OSCE monitoring mission staff pull out from eastern Ukraine

OSCE members leave a hotel in Donetsk
OSCE members leave a hotel in Donetsk

DONETSK, Ukraine (Reuters) – Staff of the Organisation for Security and Cooperation in Europe (OSCE), which has been monitoring the situation in eastern Ukraine, began to pull out of the rebel-held city of Donetsk on Sunday as fears of a possible Russian invasion grew.

A Reuters journalist saw several armoured cars being loaded suitcases and leaving the mission’s headquarters.

The OSCE said in a statement that “certain participating states” had told their citizens at the mission to leave within the next days. It did not name the countries but said the mission would carry on with its work.

The OSCE’s Special Monitoring Mission to Ukraine has been deployed in eastern Ukraine since 2014 when war broke out Ukrainian troops and Russian-backed rebel. Kyiv says more than 14,000 people have been killed.

Two sources told Reuters that the United States decided to withdraw its staff from Ukraine, while Britain moved its monitors from rebel-held areas to ones under government control.

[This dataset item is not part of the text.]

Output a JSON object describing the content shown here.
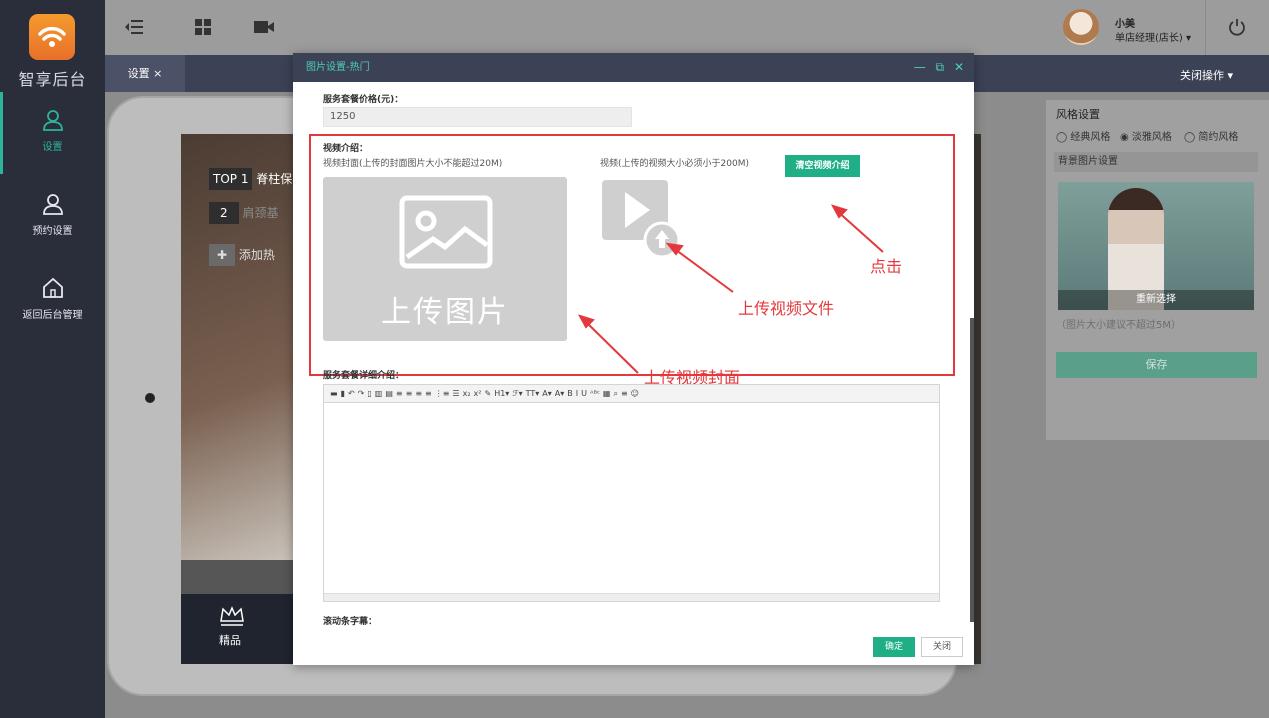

The United States and others have urged their citizens to leave Ukraine right away to avoid the threat of a Russian invasion, saying an attack could occur at any time.

Russia, which has built up military forces to the north, east and south of Ukraine, has rubbished the idea it plans to attack and has accused Western nations of spreading lies and hysteria.

One diplomatic source said 160 OSCE staff were being taken out of Ukraine, including Dutch, Canadian, Slovakian and Albanian citizens. That number could not be immediately confirmed by another source.

Mykhailo Podolyak, an adviser to the Ukrainian president’s chief of staff, declined to comment on what he said was an OSCE matter.

Russia’s foreign ministry spokesperson criticised the U.S. move and said the mission was succumbing to what she described as a “military psychosis” stirred up by Washington.

The official, Maria Zakharova, urged the OSCE leadership to prevent attempts to “manipulate the mission” and said its monitoring was needed now more than ever.

Russia and OSCE have had disagreements in the past over eastern Ukraine.

Moscow refused to allow another OSCE mission to keep monitoring the border between the rebel-controlled area in east Ukraine and Russia in September. Pro-Russian separatists blocked its monitors in their hotel in Donetsk for a week in October.

Denmark’s OSCE monitors also left Donetsk, one diplomatic source said.

Overall, 21 OSCE monitors left the rebel-held city and more than 30 others also planned to withdraw from nearby government-controlled areas, a diplomatic source said.